Приданое для Царевны-лягушки - Васина Нина Степановна. Страница 19
– А ты понюхай!
– Зачем это?.. – забеспокоился Вениамин.
– Ее нужно втирать два раза в день в тело. Там, где находятся жизненно важные органы. От ранения которых может наступить летательный исход.
– Летальный, – автоматически поправил Платон, почти загипнотизированный его серьезностью и верой.
– Ну да. Летальный.
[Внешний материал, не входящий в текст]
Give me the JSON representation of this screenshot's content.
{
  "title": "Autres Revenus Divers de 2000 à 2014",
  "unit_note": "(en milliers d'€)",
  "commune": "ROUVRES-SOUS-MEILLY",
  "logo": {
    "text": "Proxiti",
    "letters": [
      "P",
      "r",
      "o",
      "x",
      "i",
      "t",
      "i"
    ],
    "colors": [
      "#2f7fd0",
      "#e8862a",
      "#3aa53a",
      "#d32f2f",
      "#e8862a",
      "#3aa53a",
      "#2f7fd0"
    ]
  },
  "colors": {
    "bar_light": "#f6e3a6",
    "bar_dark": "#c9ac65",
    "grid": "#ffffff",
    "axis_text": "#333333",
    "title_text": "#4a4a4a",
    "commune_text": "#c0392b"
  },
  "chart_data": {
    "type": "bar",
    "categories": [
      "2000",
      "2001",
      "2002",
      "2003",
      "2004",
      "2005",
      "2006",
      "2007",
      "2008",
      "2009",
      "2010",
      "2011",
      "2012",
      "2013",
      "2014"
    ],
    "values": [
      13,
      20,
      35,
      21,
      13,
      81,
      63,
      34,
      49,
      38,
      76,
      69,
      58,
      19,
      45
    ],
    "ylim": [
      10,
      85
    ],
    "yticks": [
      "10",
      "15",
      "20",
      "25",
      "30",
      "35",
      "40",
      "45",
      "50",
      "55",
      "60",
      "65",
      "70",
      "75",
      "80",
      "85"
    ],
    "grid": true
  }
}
Короче, я себя буду смазывать спереди – грудь и живот. А ты меня – со спины.
– Почему – я? – покосился на банку Веня.
– Это должен делать близкий человек. Тони еще не оклемался, больше некому. Две недели всего-то и нужно мазать.
– А жена? – нашелся Вениамин. – Ты же сказал, что женишься! Вот пусть жена твоя и втирает. Сама, как говорится, сварила, пусть сама...
– У меня на нее другие планы, – серьезно ответил Федор и вдруг спросил: – Тони, у тебя есть друг?
– Друг?.. – опешил Платон. – Нет, родной, знаешь, я тут недавно думал и понял, что у меня нет близкого друга. У меня, можно сказать, вообще нет друзей, так, из детства остались некоторые...
– Тогда ты собирайся, – повернулся Федор к Авроре.
– Куда? – сжалась она.
– Поедешь с Тони. Оденься поприличнее, фейсу нарисуй праздничную. Будете сватать невесту.
– Сейчас? – опешил Платон.
– Завтра свадьба.
– Я не поеду, – тихо сказала Аврора. На ее слова никто не обратил внимания.
– Подожди, давай поговорим, обсудим все хорошенько, – Платон так разволновался, что попытался встать. Аврора вовремя обхватила его и почти силой повалила на кровать.
– Вам нужно лежать!
– Уберите колено! – оттолкнул ее Платон. – И вообще – уйдите, меня тошнит от ваших духов!
– Это не духи, – сползла с него Аврора. – Это туалетная вода.
– И вы ею обливаетесь вместо душа по утрам, да?
– Тони, я не понял, – внедрился в их перепалку Федор, – ты что, не согласен быть моим сватом?
– Согласен. Но только...
– Я тоже хочу поехать! – заявил Вениамин.
– Тебе нельзя видеть мою невесту до свадьбы, – ответил на это Федор.
– Почему?
– Нельзя, и все. Еще в обморок упадешь.
– А я не упаду? – забеспокоилась Аврора.
– Ты не упадешь, ты возле кошки на дороге не упала, значит, и там не упадешь, – заверил ее Федор.
– Так ты ее видел или нет? – забеспокоился Платон. – Что за детский сад, это серьезный шаг!
– Видел, – неуверенно пожал плечами Федор. – Но знаешь, Тони, глаза не всегда видят правильно. Другие внутренние органы, они, это самое... Короче – сердце самое зрячее.
– Это она тебе так сказала?
Платон подумал в этот момент, произнесет ли племянник вот так, с ходу, имя Экзюпери?
– Она что, уродка? – вскочил Веня.
– Уродливых женщин не бывает! – заявила Аврора.
– Она просто не такая, как все, – задумчиво улыбнулся Федор.
– Я согласна, поеду с Платоном Матвеевичем сватать, – в Авроре явно победило любопытство.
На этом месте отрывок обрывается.